# Paracheilinus filamentosus (Filamented Flasher Wrasse)



## Osiris (Jan 18, 2005)

What can you tell me about this species? I was reading i think it was 6line wrasse? or cleaner wrasse's that aren't often kept successfully in a marine tank.....

These pretty easy to keep? They look freakin awesome.


----------



## fishfingers (Apr 10, 2006)

I've tried to keep one of these before. Went great for a couple of days then sadly refused to eat and ended up starving to death:sad:. However I think this may of been a once off case, as the other filament wrasse in the fish shop (there were two) wasn't looking very sick the last time I saw it. This happened to a few of their fish from the same shipment which leads me to beleive something was wrong with the batch. Since then I purchased a Cirrhilabrus Rubripinnis (red fin fairy wrasse) that has been doing great (IMO not as nice looking though). Anyway back to Paracheilinus Filamentosus! From what I researched they are fairly easy to keep and are good reef fish. They can be a little shy (mine wasn't when he was alright, but my Rubripinnis hides whenever I walk past the tank) and they like a lot of rockwork with caves, etc for them to hide and swim in. Make sure you don't have anything that could catch them offguard and eat/hurt them as they sleep either, as they sleep on the sand bed which makes them a bit more vunerable. My fairy wrasse gets the same food all my other fish get (nori, brine shrimp, mysid shrimp and krill). They are carnivores so they require a mainly meaty diet but it doesn't hurt to have them eat some greens occasionally. Hmmm what else is their to say...they are peaceful to other tank mates, some more agressive fish my nip at their elongated fins, I wouldn't reccommend putting them in anything smaller than 40-50 gallons and I think that's about it. If you have any specific questiosn ask and I'll try and answer them for you! I'm not thinking my best at the moment so if I have missed something I apologise, I had to clean carpets for 12 hours today and I'm very tired:shock:.

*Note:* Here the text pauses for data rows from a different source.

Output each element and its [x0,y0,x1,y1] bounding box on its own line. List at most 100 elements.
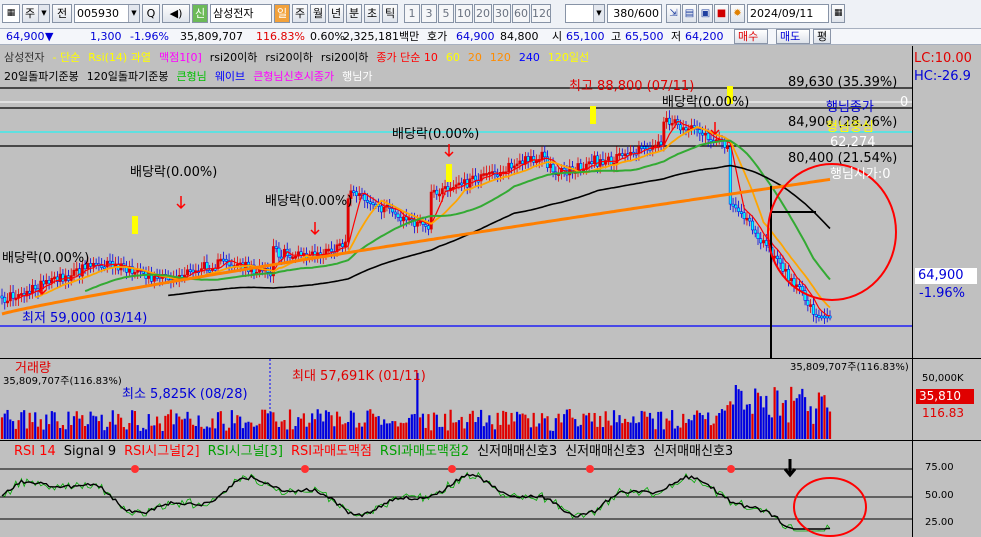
grid-menu-icon[interactable]: ▦ [2,4,20,23]
price-legend-item-6[interactable]: rsi20이하 [321,51,369,64]
volume-bar [147,414,150,439]
price-legend-item-5[interactable]: rsi20이하 [265,51,313,64]
price-legend-item-4[interactable]: rsi20이하 [210,51,258,64]
buy-button[interactable]: 매수 [734,29,768,44]
minute-button-2[interactable]: 5 [438,4,454,23]
volume-bar [715,415,718,439]
period-button-6[interactable]: 틱 [382,4,398,23]
price-legend-item-1[interactable]: - 단순 [52,51,80,64]
volume-bar [585,415,588,439]
price-legend2-item-0[interactable]: 20일돌파기준봉 [4,70,79,83]
rsi-legend-item-0[interactable]: RSI 14 [14,444,56,459]
calendar-icon[interactable]: ▦ [831,4,845,23]
rsi-axis[interactable]: 75.00 50.00 25.00 [912,440,981,537]
quote-change-pct: -1.96% [130,30,169,43]
volume-axis[interactable]: 50,000K 35,810 116.83 [912,358,981,440]
quote-amount: 2,325,181백만 [343,30,420,43]
price-pane[interactable]: 삼성전자 - 단순 Rsi(14) 과열 맥점1[0] rsi20이하 rsi20이하 rs… [0,46,912,358]
rsi-legend-item-7[interactable]: 신저매매신호3 [565,444,645,459]
minute-button-0[interactable]: 1 [404,4,420,23]
candle-body [393,211,397,215]
volume-bar [748,404,751,439]
volume-bar [795,398,798,439]
candle-body [670,122,674,126]
candle-body [521,160,525,164]
price-axis[interactable]: LC:10.00 HC:-26.9 64,900 -1.96% [912,46,981,358]
speaker-icon[interactable]: ◀) [162,4,190,23]
volume-bar [532,412,535,439]
period-button-2[interactable]: 월 [310,4,326,23]
rsi-legend-item-2[interactable]: RSI시그널[2] [124,444,199,459]
volume-bar [551,430,555,439]
volume-bar [629,422,632,439]
period-button-3[interactable]: 년 [328,4,344,23]
date-field[interactable]: 2024/09/11 [747,4,829,23]
candle-body [623,153,627,156]
stop-icon[interactable]: ■ [714,4,729,23]
price-legend2-item-2[interactable]: 큰형님 [176,70,206,83]
rsi-legend-item-3[interactable]: RSI시그널[3] [208,444,283,459]
chevron-down-icon: ▼ [38,5,49,22]
candle-body [823,315,826,319]
custom-period-field[interactable]: ▼ [565,4,605,23]
arrow-tool-icon[interactable]: ⇲ [666,4,681,23]
price-legend-item-2[interactable]: Rsi(14) 과열 [88,51,151,64]
save-icon[interactable]: ▣ [698,4,713,23]
price-legend-item-9[interactable]: 20 [468,51,482,64]
period-mode-button[interactable]: 전 [52,4,72,23]
price-legend-item-11[interactable]: 240 [519,51,540,64]
price-legend2-item-5[interactable]: 행님가 [342,70,372,83]
volume-bar [227,427,231,439]
rsi-legend-item-6[interactable]: 신저매매신호3 [477,444,557,459]
ma60-line [84,139,831,293]
price-legend2-item-1[interactable]: 120일돌파기준봉 [87,70,169,83]
volume-bar [86,424,89,439]
volume-bar [792,400,796,439]
search-icon[interactable]: Q [142,4,160,23]
volume-bar [352,412,355,439]
rsi-overheat-marker [446,164,452,182]
minute-button-3[interactable]: 10 [455,4,473,23]
rsi-pane[interactable]: RSI 14 Signal 9 RSI시그널[2] RSI시그널[3] RSI과매도맥점… [0,440,912,537]
volume-bar [269,411,272,439]
minute-button-6[interactable]: 60 [512,4,530,23]
rsi-legend-item-8[interactable]: 신저매매신호3 [653,444,733,459]
volume-bar [787,422,790,439]
chart-settings-icon[interactable]: ▤ [682,4,697,23]
volume-bar [762,407,765,439]
brother-center-label: 형님중심 [826,120,874,135]
rsi-legend-item-5[interactable]: RSI과매도맥점2 [380,444,469,459]
volume-axis-tick: 50,000K [922,373,964,384]
volume-bar [214,428,217,439]
minute-button-5[interactable]: 30 [493,4,511,23]
stock-name-field[interactable]: 삼성전자 [210,4,272,23]
stock-code-field[interactable]: 005930 ▼ [74,4,140,23]
minute-button-4[interactable]: 20 [474,4,492,23]
period-button-1[interactable]: 주 [292,4,308,23]
market-mode-select[interactable]: 주 ▼ [22,4,50,23]
sell-button[interactable]: 매도 [776,29,810,44]
price-legend2-item-3[interactable]: 웨이브 [215,70,245,83]
price-legend-item-8[interactable]: 60 [446,51,460,64]
price-legend-item-3[interactable]: 맥점1[0] [159,51,202,64]
period-button-4[interactable]: 분 [346,4,362,23]
period-button-0[interactable]: 일 [274,4,290,23]
price-legend-item-12[interactable]: 120일선 [548,51,589,64]
period-button-5[interactable]: 초 [364,4,380,23]
candle-body [435,189,439,195]
count-field[interactable]: 380/600 [607,4,662,23]
price-legend2-item-4[interactable]: 큰형님신호시종가 [253,70,334,83]
rsi-legend-item-4[interactable]: RSI과매도맥점 [291,444,372,459]
gear-icon[interactable]: ✹ [730,4,745,23]
volume-bar [546,416,549,439]
current-price-pct: -1.96% [919,286,965,301]
volume-pane[interactable]: 거래량 35,809,707주(116.83%) 35,809,707주(116… [0,358,912,440]
price-legend-item-10[interactable]: 120 [490,51,511,64]
rsi-legend-item-1[interactable]: Signal 9 [64,444,116,459]
minute-button-1[interactable]: 3 [421,4,437,23]
price-legend-item-0[interactable]: 삼성전자 [4,51,44,64]
volume-bar [419,417,422,439]
balance-button[interactable]: 평 [813,29,831,44]
minute-button-7[interactable]: 120 [531,4,551,23]
price-legend-item-7[interactable]: 종가 단순 10 [376,51,437,64]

They are a gorgeous fish (but then again, aren't all fairy wrasses gorgeous) and I think you'd be pretty safe getting one as long as you met the previous requirements. If I set up another tank one tank I think I'll have to consider having a harem of these guys!

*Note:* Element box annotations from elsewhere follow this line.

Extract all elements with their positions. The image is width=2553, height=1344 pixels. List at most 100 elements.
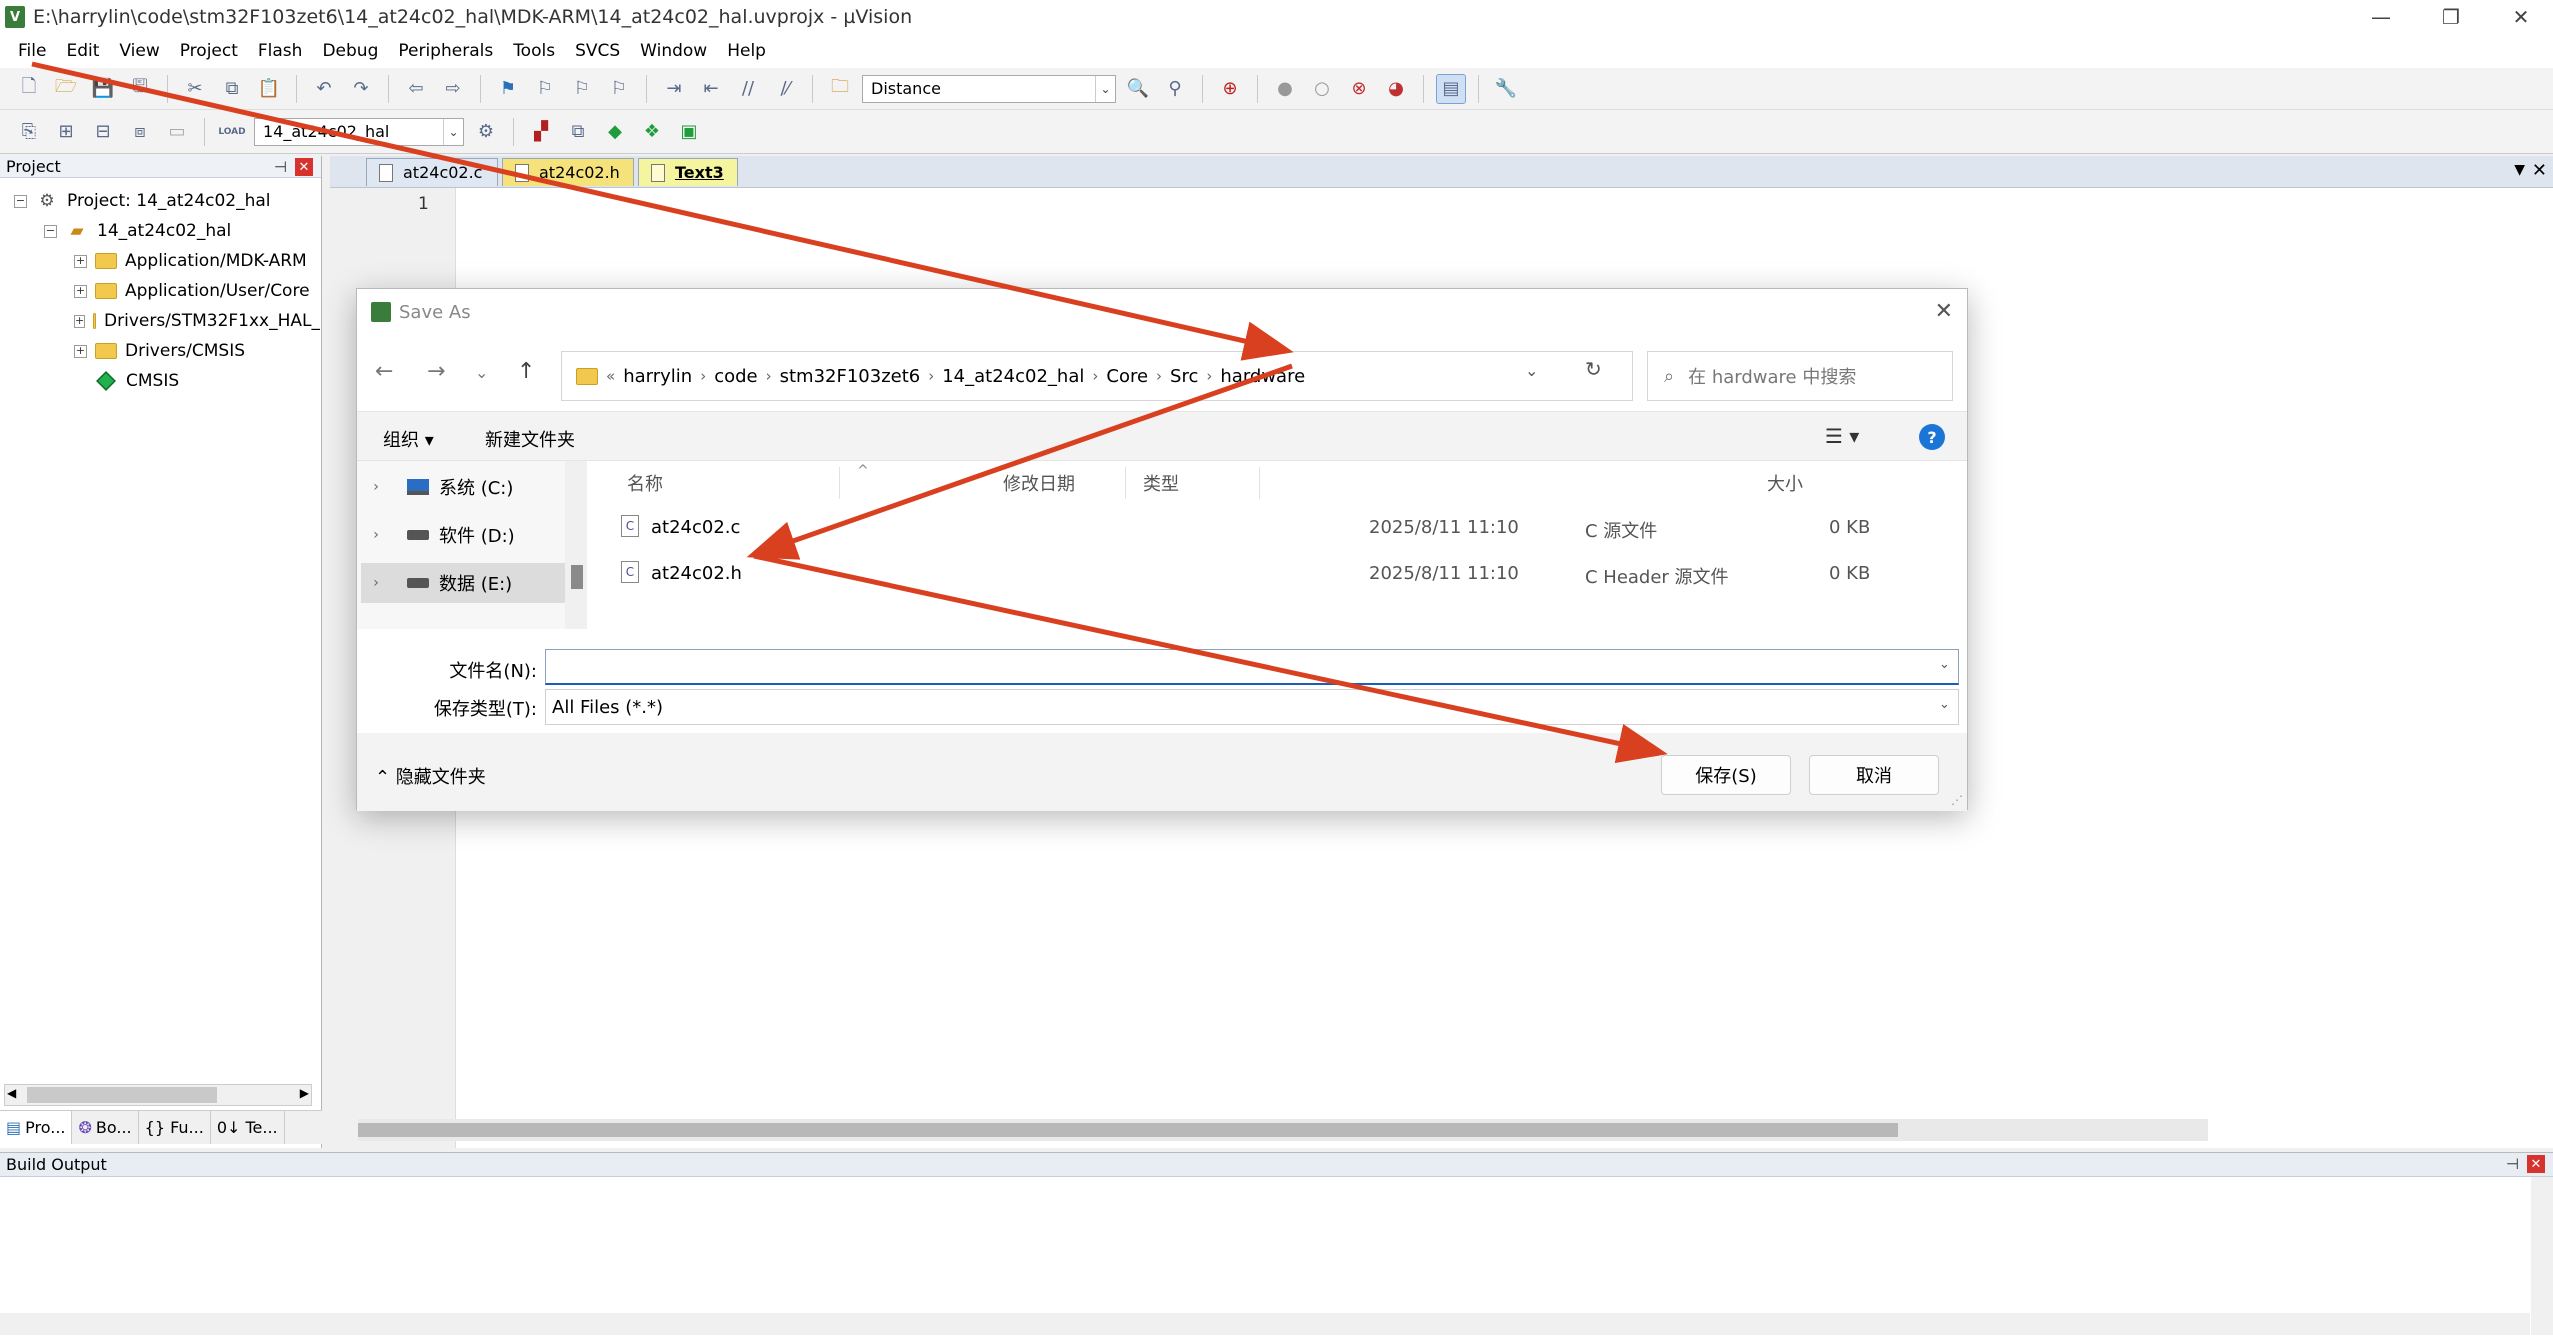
menu-help[interactable]: Help xyxy=(717,41,776,61)
menu-edit[interactable]: Edit xyxy=(56,41,109,61)
build-output-vertical-scrollbar[interactable] xyxy=(2531,1177,2553,1335)
scrollbar-thumb[interactable] xyxy=(358,1123,1898,1137)
breadcrumb-14-at24c02-hal[interactable]: 14_at24c02_hal xyxy=(942,366,1084,387)
close-window-button[interactable]: ✕ xyxy=(2486,0,2553,34)
expand-icon[interactable]: + xyxy=(74,314,86,328)
comment-icon[interactable]: // xyxy=(733,74,763,104)
breadcrumb-overflow[interactable]: « xyxy=(606,367,615,385)
breadcrumb-harrylin[interactable]: harrylin xyxy=(623,366,692,387)
save-button[interactable]: 保存(S) xyxy=(1661,755,1791,795)
target-options-icon[interactable]: ⚙ xyxy=(471,117,501,147)
address-bar[interactable]: « harrylin › code › stm32F103zet6 › 14_a… xyxy=(561,351,1633,401)
breadcrumb-separator[interactable]: › xyxy=(700,367,706,385)
back-arrow-icon[interactable]: ← xyxy=(375,359,393,384)
tab-templates[interactable]: 0↓ Te... xyxy=(211,1111,285,1144)
tab-list-chevron-icon[interactable]: ▼ xyxy=(2514,162,2525,178)
restore-button[interactable]: ❐ xyxy=(2416,0,2486,34)
breadcrumb-separator[interactable]: › xyxy=(928,367,934,385)
column-header-size[interactable]: 大小 xyxy=(1767,461,1803,505)
close-panel-button[interactable]: ✕ xyxy=(2527,1155,2545,1173)
save-icon[interactable]: 💾 xyxy=(88,74,118,104)
indent-icon[interactable]: ⇥ xyxy=(659,74,689,104)
menu-debug[interactable]: Debug xyxy=(312,41,388,61)
new-file-icon[interactable]: 🗋 xyxy=(14,74,44,104)
manage-components-icon[interactable]: ▞ xyxy=(526,117,556,147)
chevron-down-icon[interactable]: ⌄ xyxy=(443,118,463,145)
collapse-icon[interactable]: − xyxy=(44,224,57,238)
help-icon[interactable]: ? xyxy=(1919,424,1945,450)
save-all-icon[interactable]: 🖫 xyxy=(125,74,155,104)
tree-item-cmsis[interactable]: CMSIS xyxy=(0,366,320,396)
navigation-pane-scrollbar[interactable] xyxy=(565,461,587,629)
forward-arrow-icon[interactable]: → xyxy=(427,359,445,384)
breadcrumb-code[interactable]: code xyxy=(714,366,757,387)
close-dialog-button[interactable]: ✕ xyxy=(1935,299,1953,324)
stop-build-icon[interactable]: ▭ xyxy=(162,117,192,147)
breakpoint-options-icon[interactable]: ◕ xyxy=(1381,74,1411,104)
view-options-icon[interactable]: ☰ ▾ xyxy=(1825,424,1859,448)
filename-input[interactable] xyxy=(545,649,1959,685)
tree-item-target[interactable]: − ▰ 14_at24c02_hal xyxy=(0,216,320,246)
tab-project[interactable]: ▤ Pro... xyxy=(0,1111,73,1144)
breadcrumb-separator[interactable]: › xyxy=(766,367,772,385)
translate-icon[interactable]: ⎘ xyxy=(14,117,44,147)
paste-icon[interactable]: 📋 xyxy=(254,74,284,104)
build-output-horizontal-scrollbar[interactable] xyxy=(0,1313,2530,1335)
pin-icon[interactable]: ⊣ xyxy=(274,158,287,176)
pack-installer-icon[interactable]: ◆ xyxy=(600,117,630,147)
batch-build-icon[interactable]: ⧈ xyxy=(125,117,155,147)
tree-item-project-root[interactable]: − ⚙ Project: 14_at24c02_hal xyxy=(0,186,320,216)
pin-icon[interactable]: ⊣ xyxy=(2506,1155,2519,1173)
menu-flash[interactable]: Flash xyxy=(248,41,313,61)
menu-window[interactable]: Window xyxy=(630,41,717,61)
breadcrumb-stm32f103zet6[interactable]: stm32F103zet6 xyxy=(780,366,921,387)
filename-history-chevron-icon[interactable]: ⌄ xyxy=(1939,657,1950,672)
copy-icon[interactable]: ⧉ xyxy=(217,74,247,104)
debug-icon[interactable]: ⊕ xyxy=(1215,74,1245,104)
incremental-find-icon[interactable]: ⚲ xyxy=(1160,74,1190,104)
resize-grip-icon[interactable]: ⋰ xyxy=(1951,793,1963,807)
build-icon[interactable]: ⊞ xyxy=(51,117,81,147)
bookmark-clear-icon[interactable]: ⚐ xyxy=(604,74,634,104)
nav-item-drive-e[interactable]: › 数据 (E:) xyxy=(361,563,565,603)
target-combo[interactable]: 14_at24c02_hal ⌄ xyxy=(254,117,464,146)
menu-peripherals[interactable]: Peripherals xyxy=(388,41,503,61)
expand-icon[interactable]: + xyxy=(74,254,87,268)
find-icon[interactable]: 🔍 xyxy=(1123,74,1153,104)
menu-view[interactable]: View xyxy=(109,41,169,61)
column-header-date[interactable]: 修改日期 xyxy=(1003,461,1075,505)
tab-text3[interactable]: Text3 xyxy=(638,158,738,186)
undo-icon[interactable]: ↶ xyxy=(309,74,339,104)
bookmark-prev-icon[interactable]: ⚐ xyxy=(530,74,560,104)
tree-item-folder[interactable]: + Application/MDK-ARM xyxy=(0,246,320,276)
tree-item-folder[interactable]: + Application/User/Core xyxy=(0,276,320,306)
tab-at24c02-c[interactable]: at24c02.c xyxy=(366,158,498,186)
nav-item-drive-c[interactable]: › 系统 (C:) xyxy=(361,467,565,507)
tab-at24c02-h[interactable]: at24c02.h xyxy=(502,158,634,186)
up-arrow-icon[interactable]: ↑ xyxy=(517,359,535,384)
column-divider[interactable] xyxy=(1259,467,1260,499)
chevron-down-icon[interactable]: ⌄ xyxy=(1095,75,1115,102)
bookmark-icon[interactable]: ⚑ xyxy=(493,74,523,104)
tree-item-folder[interactable]: + Drivers/CMSIS xyxy=(0,336,320,366)
scroll-right-icon[interactable]: ▶ xyxy=(300,1086,309,1100)
menu-project[interactable]: Project xyxy=(170,41,248,61)
breakpoint-kill-icon[interactable]: ⊗ xyxy=(1344,74,1374,104)
tab-functions[interactable]: {} Fu... xyxy=(139,1111,211,1144)
expand-chevron-icon[interactable]: › xyxy=(361,575,391,591)
bookmark-next-icon[interactable]: ⚐ xyxy=(567,74,597,104)
menu-tools[interactable]: Tools xyxy=(503,41,565,61)
breadcrumb-hardware[interactable]: hardware xyxy=(1220,366,1305,387)
project-horizontal-scrollbar[interactable]: ◀ ▶ xyxy=(4,1084,312,1106)
collapse-icon[interactable]: − xyxy=(14,194,27,208)
nav-item-drive-d[interactable]: › 软件 (D:) xyxy=(361,515,565,555)
address-history-chevron-icon[interactable]: ⌄ xyxy=(1525,361,1538,380)
run-time-environment-icon[interactable]: ▣ xyxy=(674,117,704,147)
breadcrumb-src[interactable]: Src xyxy=(1170,366,1198,387)
chevron-down-icon[interactable]: ⌄ xyxy=(1939,697,1950,712)
menu-file[interactable]: File xyxy=(8,41,56,61)
open-file-icon[interactable]: 🗁 xyxy=(51,74,81,104)
uncomment-icon[interactable]: /⁄ xyxy=(770,74,800,104)
find-in-files-icon[interactable]: 🗀 xyxy=(825,74,855,104)
file-row[interactable]: C at24c02.c 2025/8/11 11:10 C 源文件 0 KB xyxy=(587,507,1870,551)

EDIT: Argh how could I forget one of the most important requirements for them! These guys love to jump and without a tight fitting lid they will be carpet surfing in no time! So make sure you have some kind of cover than will stop any escape!


----------



## Fishfirst (Jan 24, 2005)

I was thinking of getting a harem of these for the 210 gallon show tank at the shop... beautiful fish I might add.


----------